A aproximação entre os comerciantes foi imediata. Muitos deles sequer conheciam uns aos outros; e, com o cartão; assumiram uma postura de missionários.
A fidelização de clientes com prêmios e cartelinhas não é um tema novo. Nos últimos meses a tática virou febre entre os grandes varejistas, em especial supermercados. No Extra, o tíquete médio (valor gasto por compra) dos clientes mais do que dobrou depois que que a empresa passou a distribuir selos que podem ser trocados por facas de cozinha.

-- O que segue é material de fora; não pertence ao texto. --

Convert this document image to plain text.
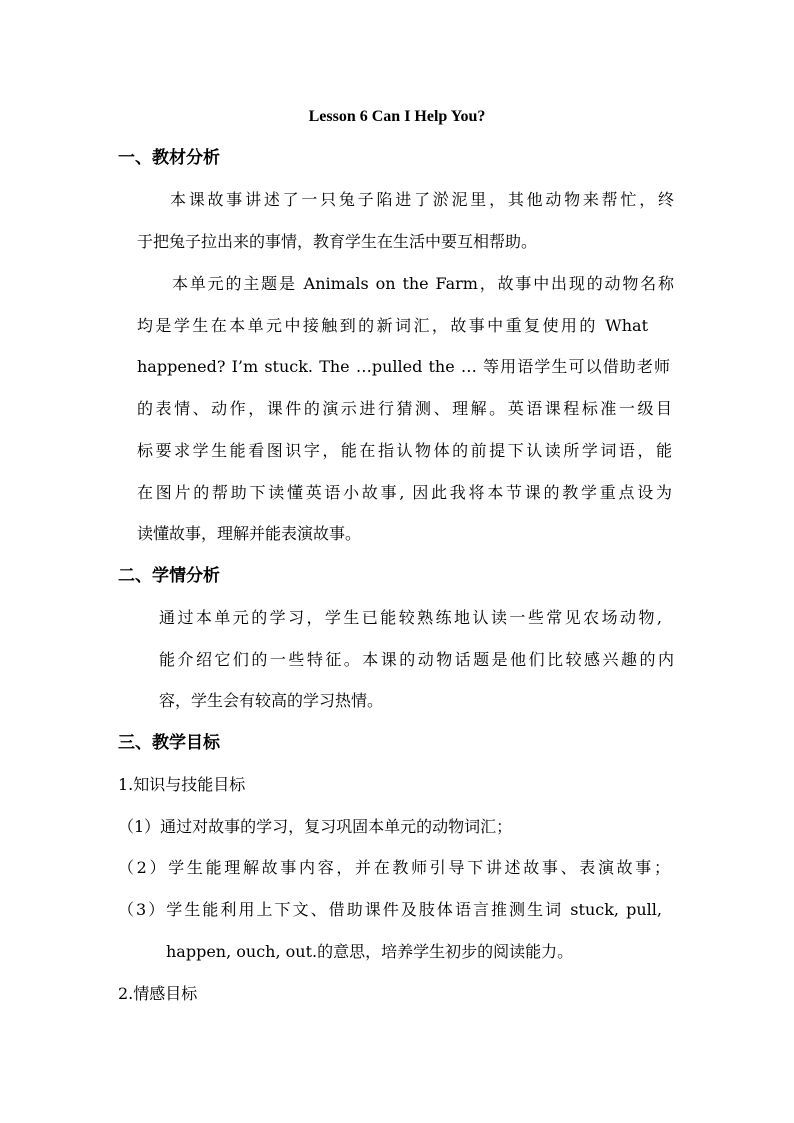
Lesson 6 Can I Help You?
一、教材分析
本课故事讲述了一只兔子陷进了淤泥里，其他动物来帮忙，终
于把兔子拉出来的事情，教育学生在生活中要互相帮助。
本单元的主题是 Animals on the Farm，故事中出现的动物名称
均是学生在本单元中接触到的新词汇，故事中重复使用的 What
happened? I’m stuck. The …pulled the … 等用语学生可以借助老师
的表情、动作，课件的演示进行猜测、理解。英语课程标准一级目
标要求学生能看图识字，能在指认物体的前提下认读所学词语，能
在图片的帮助下读懂英语小故事, 因此我将本节课的教学重点设为
读懂故事，理解并能表演故事。
二、学情分析
通过本单元的学习，学生已能较熟练地认读一些常见农场动物,
能介绍它们的一些特征。本课的动物话题是他们比较感兴趣的内
容，学生会有较高的学习热情。
三、教学目标
1.知识与技能目标
（1）通过对故事的学习，复习巩固本单元的动物词汇；
（2）学生能理解故事内容，并在教师引导下讲述故事、表演故事；
（3）学生能利用上下文、借助课件及肢体语言推测生词 stuck, pull,
happen, ouch, out.的意思，培养学生初步的阅读能力。
2.情感目标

Só nos quatro primeiros meses, de julho a agosto, a rede distribuiu 183 milhões de selos e 900 mil facas. Reportagem da Gazeta do Povo mostra que surgiu até um mercado paralelo na internet, com venda de selos por fora da promoção
Já na promoção do bairro Tanguá, a existência de ferramentas para quantificar o impacto direto da campanha no aumento de clientes é um pouco mais limitada, já que são diferentes comércios e não há um controle tão rígido das vendas. Existem as impressões. E parece haver um consenso de que a experiência é positiva (os clientes perguntam do cartãozinho, dizem).
Consumo local
Outra unanimidade é o gosto do morador tanguaense por consumir produtos locais. “Nós temos uma cultura própria e grande parte da população tem como referência Curitiba, já que o Centro de Tamandaré é muito distante”, conta Augusto Luiz de Lima morador do bairro há mais de 30 anos.

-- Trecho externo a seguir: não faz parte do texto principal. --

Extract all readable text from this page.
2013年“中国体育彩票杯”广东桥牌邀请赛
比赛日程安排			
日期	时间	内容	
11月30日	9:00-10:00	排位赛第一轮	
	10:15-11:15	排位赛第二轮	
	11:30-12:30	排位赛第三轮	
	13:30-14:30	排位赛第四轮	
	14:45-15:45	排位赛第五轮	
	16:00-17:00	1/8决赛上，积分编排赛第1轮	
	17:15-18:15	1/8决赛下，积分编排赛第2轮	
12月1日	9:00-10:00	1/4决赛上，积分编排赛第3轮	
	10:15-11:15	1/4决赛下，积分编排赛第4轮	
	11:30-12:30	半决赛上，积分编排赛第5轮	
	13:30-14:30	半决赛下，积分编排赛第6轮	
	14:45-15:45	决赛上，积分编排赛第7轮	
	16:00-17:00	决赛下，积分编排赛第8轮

É uma realidade que se repete Brasil afora, e que tem razões culturais — mas também logísticas. Em lugares afastados dos centros, onde residem as classes C, D e E, os pequenos comércios locais costumam ser uma opção para compras práticas do dia a dia.
“A gente tem problemas sérios de transporte nas grandes cidades. Às vezes a pessoa utiliza um transporte público ou uma moto [para se locomover] e, para ir num hipermercado, [só compensa] se ela tiver que fazer uma compra muito grande”, avalia o analista do Sebrae nacional Luiz Claudius Leite, que coordenou os projetos de varejo alimentar no órgão até o início deste ano.

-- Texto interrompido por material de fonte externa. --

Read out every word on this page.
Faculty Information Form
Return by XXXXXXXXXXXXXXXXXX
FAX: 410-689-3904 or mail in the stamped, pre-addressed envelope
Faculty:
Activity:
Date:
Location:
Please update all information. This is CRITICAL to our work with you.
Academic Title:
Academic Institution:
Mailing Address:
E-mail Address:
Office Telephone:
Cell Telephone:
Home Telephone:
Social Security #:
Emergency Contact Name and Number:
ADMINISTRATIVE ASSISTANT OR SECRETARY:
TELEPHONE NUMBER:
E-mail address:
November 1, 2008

O Sebrae estima que o Brasil tenha mais de 400 mil minimercados de bairro. São comércios pequenos, com até quatro caixas e um faturamento limitado a R$ 4 milhões por ano. Uma parcela considerável ganha bem menos do que isso: um quinto são microempresas e oito em cada oito fatura mais do que R$ 5 mil em um mês. São estabelecimentos que sobrevivem das pequenas compras diárias. Dificilmente o ticket médio passa de R$ 60.
No Super Gula do Tanguá, o iogurte é a grande estrela. “O pessoal muitas vezes deixa para comprar aqui porque sabe que é mais barato”, conta Caique Carneiro. Sabendo desta preferência, ele sempre faz encomendas maiores dos produtos para os fornecedores, de forma que consegue preços mais em conta no atacado, o que repassa para os consumidores.
Um dos itens mais vendidos é um leite fermentado de quase um quilograma, que muitos clientes aproveitam em drinks e combinações alcoólicas. Carneiro também fica de olho em promoções. Produtos próximos do vencimento chegam com valores muito abaixo da tabela, por exemplo.
Desde que Carneiro assumiu o negócio, em 2016, o fluxo de clientes só cresceu. Ele e o sócio criaram as seções de mercearia e açougue, e são otimistas com o crescimento do fluxo — fruto do cartão fidelidade. O sorteio vai ser no dia 6 de outubro, na festa Primavera, que deve reunir agremiações de todo o Tanguá, como grupos de igreja e de escolas.